The Italian situation is very serious. As you know, our libraries have been closed for about a week and have offered reduced services for 20 days. Early in the outbreak we thought we could keep the library open by placing limits on how many people could enter at once, but we were eventually forced to close completely.
So we decided to incentivize the digital loan services, Media Library On Line (MLOL), a digital loan platform that for Tuscany is guaranteed by the regional administration. The administration of the Tuscany Region is currently increasing the supply of e-books and audio-books present on MLOL and the consultation fees of periodicals and online newspapers.
What has this meant in terms of programming and outreach?
My library has activated a collaboration with some famous Italian writers of children's books to make video recordings of their presentations and reading tips available on Facebook. The Facebook event is called Niente Paura è Più Forte la Lettura (No Fear, Reading is Stronger). We also offer remote reading services and we stream our usual Tuesday Readings. Throughout Italy, other libraries have also been organized in for similar services.
Another very important public library of Tuscany, the San Giorgio Library of the municipality of Pistoia, is offering a service of storytelling by telephone. This service is named Favole al Telefono, just like the famous book for children written by Gianni Rodari.
But as the law prevents most of us from working at library locations, it is difficult for us to offer remote services that require some organization. So we are working to be able to record video interventions in different locations and to be able to transmit them.
Maria Stella Rasetti
San Giorgio Library, Tuscany
Pistoia Department of Culture, Tourism and IT Service
Programming Librarian: What is the situation at your library?

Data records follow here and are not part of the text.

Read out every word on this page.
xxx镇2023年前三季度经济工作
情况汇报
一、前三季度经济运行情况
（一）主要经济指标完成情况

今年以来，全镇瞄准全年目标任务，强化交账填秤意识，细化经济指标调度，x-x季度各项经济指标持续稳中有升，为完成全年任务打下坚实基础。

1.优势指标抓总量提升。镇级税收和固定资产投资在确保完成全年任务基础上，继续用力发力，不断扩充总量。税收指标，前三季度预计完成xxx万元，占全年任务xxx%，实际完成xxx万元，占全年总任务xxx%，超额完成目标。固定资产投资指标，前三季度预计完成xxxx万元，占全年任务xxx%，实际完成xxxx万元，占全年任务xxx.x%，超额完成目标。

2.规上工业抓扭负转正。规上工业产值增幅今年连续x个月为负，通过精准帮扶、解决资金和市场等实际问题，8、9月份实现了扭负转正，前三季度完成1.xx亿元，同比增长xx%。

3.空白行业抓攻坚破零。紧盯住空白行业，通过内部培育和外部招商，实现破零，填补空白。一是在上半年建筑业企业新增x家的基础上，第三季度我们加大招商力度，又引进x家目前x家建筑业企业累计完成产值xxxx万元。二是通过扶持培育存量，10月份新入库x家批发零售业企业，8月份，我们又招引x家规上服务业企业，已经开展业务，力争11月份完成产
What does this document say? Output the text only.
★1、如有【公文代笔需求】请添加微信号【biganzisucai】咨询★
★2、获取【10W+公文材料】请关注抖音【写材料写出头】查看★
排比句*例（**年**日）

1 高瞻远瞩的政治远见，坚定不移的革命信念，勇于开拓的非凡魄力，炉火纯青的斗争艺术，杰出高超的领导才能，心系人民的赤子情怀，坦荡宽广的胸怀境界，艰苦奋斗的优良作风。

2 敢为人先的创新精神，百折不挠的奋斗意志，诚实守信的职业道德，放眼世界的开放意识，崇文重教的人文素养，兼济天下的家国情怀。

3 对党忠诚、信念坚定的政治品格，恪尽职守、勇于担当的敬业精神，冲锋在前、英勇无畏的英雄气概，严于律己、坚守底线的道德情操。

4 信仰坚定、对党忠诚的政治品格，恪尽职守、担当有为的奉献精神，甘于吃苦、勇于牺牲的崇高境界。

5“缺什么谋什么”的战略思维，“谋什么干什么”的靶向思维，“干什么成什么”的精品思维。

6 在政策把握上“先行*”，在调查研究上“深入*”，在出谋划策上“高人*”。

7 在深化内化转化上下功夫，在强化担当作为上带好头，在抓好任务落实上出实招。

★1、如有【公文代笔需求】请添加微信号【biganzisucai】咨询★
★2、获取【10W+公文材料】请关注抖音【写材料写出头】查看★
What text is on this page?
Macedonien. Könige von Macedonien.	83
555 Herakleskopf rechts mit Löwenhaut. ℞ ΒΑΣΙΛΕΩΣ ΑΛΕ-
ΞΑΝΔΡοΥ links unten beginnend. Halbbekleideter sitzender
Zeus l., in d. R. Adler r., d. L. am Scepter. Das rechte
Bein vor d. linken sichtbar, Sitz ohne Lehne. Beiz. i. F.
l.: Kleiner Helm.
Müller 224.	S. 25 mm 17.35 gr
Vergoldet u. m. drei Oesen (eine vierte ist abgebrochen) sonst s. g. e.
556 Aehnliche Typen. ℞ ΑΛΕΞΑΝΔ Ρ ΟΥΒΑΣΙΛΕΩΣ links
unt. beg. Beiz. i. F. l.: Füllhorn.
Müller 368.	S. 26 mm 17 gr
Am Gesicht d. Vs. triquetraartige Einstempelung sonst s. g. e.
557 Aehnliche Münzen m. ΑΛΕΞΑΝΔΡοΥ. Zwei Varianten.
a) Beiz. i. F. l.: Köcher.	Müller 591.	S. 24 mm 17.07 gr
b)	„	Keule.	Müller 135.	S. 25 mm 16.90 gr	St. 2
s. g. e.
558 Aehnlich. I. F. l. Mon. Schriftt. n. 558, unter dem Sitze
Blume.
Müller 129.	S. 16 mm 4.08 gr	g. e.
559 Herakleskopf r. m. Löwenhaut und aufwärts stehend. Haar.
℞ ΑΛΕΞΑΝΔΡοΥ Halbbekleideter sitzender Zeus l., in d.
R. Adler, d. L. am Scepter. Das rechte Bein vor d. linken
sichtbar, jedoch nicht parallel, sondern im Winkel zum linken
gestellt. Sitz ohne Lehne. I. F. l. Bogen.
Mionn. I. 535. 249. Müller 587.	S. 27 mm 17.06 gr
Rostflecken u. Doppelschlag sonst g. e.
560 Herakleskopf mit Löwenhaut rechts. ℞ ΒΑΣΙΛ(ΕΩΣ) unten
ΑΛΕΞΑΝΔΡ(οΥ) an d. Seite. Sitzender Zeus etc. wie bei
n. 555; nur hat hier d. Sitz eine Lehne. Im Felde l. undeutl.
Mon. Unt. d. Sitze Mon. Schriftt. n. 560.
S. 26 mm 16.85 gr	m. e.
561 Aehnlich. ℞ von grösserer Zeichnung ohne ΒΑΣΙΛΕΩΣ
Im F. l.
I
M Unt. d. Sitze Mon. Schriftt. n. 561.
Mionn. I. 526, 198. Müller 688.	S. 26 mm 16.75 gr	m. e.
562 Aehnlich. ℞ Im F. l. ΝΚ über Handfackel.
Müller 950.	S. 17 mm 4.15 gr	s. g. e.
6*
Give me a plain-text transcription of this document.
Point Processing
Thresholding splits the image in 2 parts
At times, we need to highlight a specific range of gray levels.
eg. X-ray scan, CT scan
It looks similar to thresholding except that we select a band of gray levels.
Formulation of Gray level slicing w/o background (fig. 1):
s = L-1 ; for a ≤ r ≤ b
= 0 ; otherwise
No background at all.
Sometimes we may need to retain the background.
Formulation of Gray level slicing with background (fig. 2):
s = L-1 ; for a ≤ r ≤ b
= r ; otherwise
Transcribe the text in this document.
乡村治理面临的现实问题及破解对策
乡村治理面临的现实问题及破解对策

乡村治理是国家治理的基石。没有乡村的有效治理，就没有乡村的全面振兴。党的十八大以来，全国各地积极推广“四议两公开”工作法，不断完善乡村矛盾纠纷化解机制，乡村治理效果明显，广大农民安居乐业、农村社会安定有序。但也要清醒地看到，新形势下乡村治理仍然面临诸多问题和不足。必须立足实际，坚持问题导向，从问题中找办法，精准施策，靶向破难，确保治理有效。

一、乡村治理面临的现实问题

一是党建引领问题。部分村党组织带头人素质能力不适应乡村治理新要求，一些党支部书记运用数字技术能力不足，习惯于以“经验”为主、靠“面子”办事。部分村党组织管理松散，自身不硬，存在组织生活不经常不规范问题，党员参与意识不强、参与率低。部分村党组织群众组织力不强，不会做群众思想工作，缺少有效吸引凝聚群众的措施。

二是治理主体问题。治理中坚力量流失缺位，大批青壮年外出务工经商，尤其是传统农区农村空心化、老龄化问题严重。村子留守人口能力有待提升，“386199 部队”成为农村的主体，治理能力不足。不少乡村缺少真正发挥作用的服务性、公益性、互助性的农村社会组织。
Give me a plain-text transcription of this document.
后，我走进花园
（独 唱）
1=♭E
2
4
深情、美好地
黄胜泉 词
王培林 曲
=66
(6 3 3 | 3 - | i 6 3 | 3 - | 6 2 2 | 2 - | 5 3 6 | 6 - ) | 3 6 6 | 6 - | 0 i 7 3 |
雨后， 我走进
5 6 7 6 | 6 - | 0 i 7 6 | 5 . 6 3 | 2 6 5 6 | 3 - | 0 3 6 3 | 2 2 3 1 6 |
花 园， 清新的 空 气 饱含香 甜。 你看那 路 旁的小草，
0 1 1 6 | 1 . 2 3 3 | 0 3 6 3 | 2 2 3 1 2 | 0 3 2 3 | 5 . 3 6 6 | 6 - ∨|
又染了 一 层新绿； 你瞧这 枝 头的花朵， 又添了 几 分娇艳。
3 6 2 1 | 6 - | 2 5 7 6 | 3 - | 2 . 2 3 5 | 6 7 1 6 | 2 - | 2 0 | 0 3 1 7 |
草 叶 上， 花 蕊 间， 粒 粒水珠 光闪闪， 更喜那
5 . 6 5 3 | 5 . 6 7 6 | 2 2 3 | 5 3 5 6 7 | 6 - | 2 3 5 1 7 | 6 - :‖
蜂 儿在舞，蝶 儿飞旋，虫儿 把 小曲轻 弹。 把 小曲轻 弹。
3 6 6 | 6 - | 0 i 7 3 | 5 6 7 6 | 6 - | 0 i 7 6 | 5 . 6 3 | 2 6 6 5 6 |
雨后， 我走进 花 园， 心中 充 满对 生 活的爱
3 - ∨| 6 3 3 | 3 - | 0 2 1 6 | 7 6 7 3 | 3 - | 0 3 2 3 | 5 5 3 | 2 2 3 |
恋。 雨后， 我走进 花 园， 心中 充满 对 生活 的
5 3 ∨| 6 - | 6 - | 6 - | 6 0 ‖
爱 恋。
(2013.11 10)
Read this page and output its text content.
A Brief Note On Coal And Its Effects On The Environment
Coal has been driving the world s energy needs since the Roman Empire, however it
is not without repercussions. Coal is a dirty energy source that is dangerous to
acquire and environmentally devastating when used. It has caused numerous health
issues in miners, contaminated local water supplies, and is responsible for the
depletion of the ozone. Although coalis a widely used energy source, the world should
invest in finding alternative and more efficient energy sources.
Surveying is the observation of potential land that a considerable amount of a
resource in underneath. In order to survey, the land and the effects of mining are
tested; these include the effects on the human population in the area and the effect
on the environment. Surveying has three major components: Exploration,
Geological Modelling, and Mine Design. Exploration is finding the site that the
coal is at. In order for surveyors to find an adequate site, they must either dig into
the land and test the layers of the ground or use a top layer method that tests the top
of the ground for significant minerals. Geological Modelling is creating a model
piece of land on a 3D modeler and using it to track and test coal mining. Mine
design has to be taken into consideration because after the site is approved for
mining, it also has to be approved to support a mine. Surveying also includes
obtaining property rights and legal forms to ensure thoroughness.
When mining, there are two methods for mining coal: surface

Maria Stella Rasetti: All the libraries in Italy are closed to the public until April 3, and we don’t know what will happen after that day.
For now, the majority of my colleagues are working in back office, communicating with patrons via Facebook and our website, rearranging and tidying up the collection (as we never are able to do during the year!).
How are you reaching your homebound patrons?
Above all, we are trying to keep in touch with our beloved users (or members, as Professor R. David Lankes says) who are forced to be at home. We are recording short videos with reading aloud for kids and teens, posting videos teaching origami and more.
We are collaborating with some writers who are available to read their stories out loud for our users. We record them and publish the videos on our Facebook page.
What is the mood among your colleagues?
Spending our time away from our users is so strange … we are separated from the targets of our mission! But we are strong and full of hope. We want to believe that within a handful of weeks we’ll celebrate the end of this bad story all together in a library full of people.